Another time, Sanat took me to a beautiful Hindu temple that exists in a suburb of Pittsburgh. Its interior was ornate and exotic. It’s exterior was an Asian vision, all in white. The temple was a testament to the burgeoning upper-middle-class Indians drawn to the schools and the professional jobs then increasingly available to them in Pittsburgh, a much more cosmopolitan city than one might imagine. Immigration was common here. It began because of the once-pressing need of the great steel and glass companies for labor. Now that need is minimal, but the requirement for engineers and doctors and teachers is blossoming, and the habit of importing needs from other countries has not abated here.
The contrast of this brilliant, white-painted, oriental temple with the dingy gray and serious stone of our much older Christian edifices could not be greater. The structure, built on a hill in the eastern suburbs, in a forest then a resplendent green, transported one to the East more swiftly than the fastest airplane. I was entranced. Some sort of Indian play was being given. It was incomprehensible and boring and I remember little about it, but the intermission remains vividly in my mind:
During this 30 minute hiatus from the elaborately costumed dancing to the peculiar rhythms and atonality of the East, the wives of the Indian men—who were mostly engineers and doctors and other professionals—had prepared innumerable forms of sweets that were now displayed for sale in great array in the lobby, presumably to support the congregation—or whatever the equivalent term is in the east. All the sweets were laid out on simple folding tables covered temporarily with white napery. Tea was served as well. But the most startling aspect of this bounty was that the small sweet I put in my mouth had a fiery, spicy intensity that could not begin to be assuaged by the tea.
I had been forewarned, but it seemed to me then inconceivable that sweet things could be that hot. While these little fireballs were being consumed with abandon by the Indian men and women, I wandered around in a distressed and embarrassed state trying not to swallow, wondering just where I could innocuously dispose of what was then in my mouth, a tidbit that had seemed most innocent when I had popped it in there whole. But now it seemed, no succor in sight, I had to down it. Only Shiva knew the ramifications of this act to my digestive tract—and half the play still to come. But I did it and then went quickly to find water, which helped not at all.
I had once thought that all Hindus were vegetarians, but this misconception was, much later, put right for me in, of all places, an island in the Caribbean where I became friends with another Indian. Only some Indians are vegetarians and, of those, many of the men experiment with eating meat when they go to another country for the first time, especially if they’re spouse-free, permanently or temporarily. But I found that most eventually return to vegetarianism—the women never seem to leave it.
The term Hindu is kind of an amorphous, umbrella term, that covers an enormous variety of traditions, cultures and beliefs. Most of the Indians that I knew were in fact Jains, who do not necessarily consider themselves Hindu at all, since the Jain religion, if such it can be called, is a very old one that does not recognize an ultimate God, unless one considers the universe itself as God. Of course this over-simplifies a very complex belief, a consequence of the limitations of my knowledge.

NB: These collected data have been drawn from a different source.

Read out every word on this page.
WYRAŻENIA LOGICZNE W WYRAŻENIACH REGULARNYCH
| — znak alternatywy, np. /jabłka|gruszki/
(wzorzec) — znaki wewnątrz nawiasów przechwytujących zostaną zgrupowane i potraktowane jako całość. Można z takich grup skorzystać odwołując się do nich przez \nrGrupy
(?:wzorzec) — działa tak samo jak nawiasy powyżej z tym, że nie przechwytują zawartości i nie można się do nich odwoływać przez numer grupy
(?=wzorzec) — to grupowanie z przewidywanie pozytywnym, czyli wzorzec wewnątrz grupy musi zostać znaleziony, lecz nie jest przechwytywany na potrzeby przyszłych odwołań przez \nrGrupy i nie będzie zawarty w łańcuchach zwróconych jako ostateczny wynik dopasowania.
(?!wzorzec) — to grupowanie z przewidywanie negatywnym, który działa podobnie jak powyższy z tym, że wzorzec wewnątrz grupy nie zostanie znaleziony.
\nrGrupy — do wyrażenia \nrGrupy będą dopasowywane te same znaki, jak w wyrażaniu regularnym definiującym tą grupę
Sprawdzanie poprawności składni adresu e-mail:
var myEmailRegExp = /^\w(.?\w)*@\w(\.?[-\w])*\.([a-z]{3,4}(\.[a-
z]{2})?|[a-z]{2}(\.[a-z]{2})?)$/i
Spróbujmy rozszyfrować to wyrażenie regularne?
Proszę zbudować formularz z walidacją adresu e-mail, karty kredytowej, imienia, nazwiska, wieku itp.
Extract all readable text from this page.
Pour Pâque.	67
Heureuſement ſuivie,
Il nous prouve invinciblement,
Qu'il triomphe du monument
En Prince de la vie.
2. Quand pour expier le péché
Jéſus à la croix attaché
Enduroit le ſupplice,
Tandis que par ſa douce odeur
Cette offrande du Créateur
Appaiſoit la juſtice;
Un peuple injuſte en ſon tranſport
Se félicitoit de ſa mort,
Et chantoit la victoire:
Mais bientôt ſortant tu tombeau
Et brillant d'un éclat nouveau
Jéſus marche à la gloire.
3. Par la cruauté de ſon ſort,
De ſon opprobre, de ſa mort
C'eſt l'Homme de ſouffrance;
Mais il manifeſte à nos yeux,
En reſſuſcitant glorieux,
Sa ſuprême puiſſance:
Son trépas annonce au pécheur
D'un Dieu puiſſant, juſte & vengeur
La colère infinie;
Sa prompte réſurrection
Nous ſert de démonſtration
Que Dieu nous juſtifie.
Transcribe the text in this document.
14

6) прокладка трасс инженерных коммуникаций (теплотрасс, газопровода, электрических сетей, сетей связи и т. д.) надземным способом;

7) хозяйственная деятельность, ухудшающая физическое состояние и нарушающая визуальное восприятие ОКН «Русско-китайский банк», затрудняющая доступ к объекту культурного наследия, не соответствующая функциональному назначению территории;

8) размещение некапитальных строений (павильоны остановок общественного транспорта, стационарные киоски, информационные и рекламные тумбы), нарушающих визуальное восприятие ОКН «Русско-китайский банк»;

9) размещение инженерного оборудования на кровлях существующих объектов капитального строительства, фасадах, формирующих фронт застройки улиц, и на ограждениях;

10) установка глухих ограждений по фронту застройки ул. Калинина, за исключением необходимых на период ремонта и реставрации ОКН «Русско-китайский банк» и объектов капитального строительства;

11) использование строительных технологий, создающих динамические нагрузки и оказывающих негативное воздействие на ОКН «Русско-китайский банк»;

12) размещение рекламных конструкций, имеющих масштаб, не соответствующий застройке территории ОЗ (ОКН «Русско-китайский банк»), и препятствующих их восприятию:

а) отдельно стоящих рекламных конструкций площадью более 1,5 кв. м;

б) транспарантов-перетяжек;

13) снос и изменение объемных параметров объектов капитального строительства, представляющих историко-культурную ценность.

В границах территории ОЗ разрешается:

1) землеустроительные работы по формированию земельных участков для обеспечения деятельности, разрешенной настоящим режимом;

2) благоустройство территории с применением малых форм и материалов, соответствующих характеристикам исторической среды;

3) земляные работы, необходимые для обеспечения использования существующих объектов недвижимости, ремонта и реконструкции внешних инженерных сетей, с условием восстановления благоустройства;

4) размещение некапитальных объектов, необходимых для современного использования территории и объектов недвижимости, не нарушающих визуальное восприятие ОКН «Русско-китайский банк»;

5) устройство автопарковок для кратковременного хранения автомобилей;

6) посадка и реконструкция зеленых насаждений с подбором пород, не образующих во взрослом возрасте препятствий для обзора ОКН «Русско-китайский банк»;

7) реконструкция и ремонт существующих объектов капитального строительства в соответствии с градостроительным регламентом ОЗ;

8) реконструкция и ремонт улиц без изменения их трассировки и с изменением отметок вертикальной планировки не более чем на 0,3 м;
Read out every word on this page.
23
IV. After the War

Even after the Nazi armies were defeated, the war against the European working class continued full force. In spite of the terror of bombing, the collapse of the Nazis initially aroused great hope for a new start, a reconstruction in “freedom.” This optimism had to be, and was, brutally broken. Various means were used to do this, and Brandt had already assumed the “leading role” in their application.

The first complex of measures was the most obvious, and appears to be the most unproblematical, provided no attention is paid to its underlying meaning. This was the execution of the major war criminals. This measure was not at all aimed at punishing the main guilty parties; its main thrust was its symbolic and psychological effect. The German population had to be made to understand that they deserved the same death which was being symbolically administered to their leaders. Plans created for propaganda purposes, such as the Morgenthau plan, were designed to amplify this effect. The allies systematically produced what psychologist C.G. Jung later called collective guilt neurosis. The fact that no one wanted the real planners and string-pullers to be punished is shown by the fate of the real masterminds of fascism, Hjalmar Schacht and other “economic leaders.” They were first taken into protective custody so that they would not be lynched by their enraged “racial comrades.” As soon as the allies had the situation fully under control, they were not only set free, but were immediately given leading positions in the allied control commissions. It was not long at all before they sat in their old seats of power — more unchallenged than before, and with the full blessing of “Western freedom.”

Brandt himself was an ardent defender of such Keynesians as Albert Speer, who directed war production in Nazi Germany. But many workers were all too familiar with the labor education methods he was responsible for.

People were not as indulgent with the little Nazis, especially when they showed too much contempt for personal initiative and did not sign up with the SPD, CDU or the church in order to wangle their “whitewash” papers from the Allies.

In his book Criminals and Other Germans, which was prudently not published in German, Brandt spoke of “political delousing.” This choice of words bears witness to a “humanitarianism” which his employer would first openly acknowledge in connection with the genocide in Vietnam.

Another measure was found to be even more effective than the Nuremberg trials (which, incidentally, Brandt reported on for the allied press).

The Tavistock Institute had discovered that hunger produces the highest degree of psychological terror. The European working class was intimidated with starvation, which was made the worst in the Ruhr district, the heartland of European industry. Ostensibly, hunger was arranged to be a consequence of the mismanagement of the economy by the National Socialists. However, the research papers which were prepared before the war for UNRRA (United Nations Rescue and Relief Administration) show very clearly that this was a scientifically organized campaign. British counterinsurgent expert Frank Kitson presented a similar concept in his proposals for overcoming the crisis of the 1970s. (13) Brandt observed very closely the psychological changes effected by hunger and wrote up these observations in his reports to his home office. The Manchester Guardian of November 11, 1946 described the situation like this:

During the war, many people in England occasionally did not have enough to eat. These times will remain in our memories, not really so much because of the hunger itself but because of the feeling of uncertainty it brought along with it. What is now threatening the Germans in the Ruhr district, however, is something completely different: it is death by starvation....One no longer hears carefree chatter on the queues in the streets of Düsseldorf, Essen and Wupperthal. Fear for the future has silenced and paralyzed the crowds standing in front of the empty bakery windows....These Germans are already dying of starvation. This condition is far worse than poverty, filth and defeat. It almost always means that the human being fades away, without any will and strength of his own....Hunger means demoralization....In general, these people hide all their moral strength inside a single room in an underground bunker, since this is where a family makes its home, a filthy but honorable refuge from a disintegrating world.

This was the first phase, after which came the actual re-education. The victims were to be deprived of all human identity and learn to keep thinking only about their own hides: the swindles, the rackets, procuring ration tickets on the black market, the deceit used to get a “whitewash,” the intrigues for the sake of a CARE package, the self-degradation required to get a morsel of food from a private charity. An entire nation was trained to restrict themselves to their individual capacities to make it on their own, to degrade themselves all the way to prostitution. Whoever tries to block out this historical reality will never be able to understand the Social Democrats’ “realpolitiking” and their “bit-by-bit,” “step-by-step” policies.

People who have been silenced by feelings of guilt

Strict Jains, many of whom come from a peninsula protruding from the west of India—itself a large peninsula. It is often referred to simply as the subcontinent since, after wandering around Pacific Ocean over millions of years, as though an orphan, it finally crashed into the main Asian continent, decided it liked it there, and has been there ever since. The peninsula of the peninsula that I referred to here is known as Gujarat. It is just south of Pakistan. There, strict Jains not only don’t eat meat, they don’t eat what we would call root vegetables either: potatoes, beets, onions, garlic and similar vegetables for which the part that one might eat is the root of the plant itself. I’ve heard two explanations for this prohibition:
The first is that in the process of pulling up a potato, say, one might accidentally kill or injure a bug, or some other small creature. This is not good since that little fellow might in fact be your great-great-great uncle still working out his karma. The other explanation, and one which frankly seems to make more sense to me, is that in the process of pulling up the root, one utterly destroys the plant, kills it, muerte, and the plant itself ought to be seen as having some sort of life of its own. This is as opposed to, for example, the plucking of an apple from a tree, which could easily be seen as a gift from the tree, which doesn’t seem to miss the apple at all; left alone, it eventually drops them anyway. The tree is bountiful and therefore apples are expendable: one does not come back as an apple, though in principle I think one could come back as the tree. I confess here to having written slightly more than I know about these beliefs.
One might suppose that this belief system would not leave much left for humans to survive on; not true. The Jains that I know eat very well, and in fact when they get a little older many have a tendency toward stoutness or what might fancifully be called Buddha-belly. I came to like vegetarian food though I seldom eat it; the trouble with vegetarianism is that it is very labor-intensive and, in the best of all possible worlds, it seems practical only when there is a woman about.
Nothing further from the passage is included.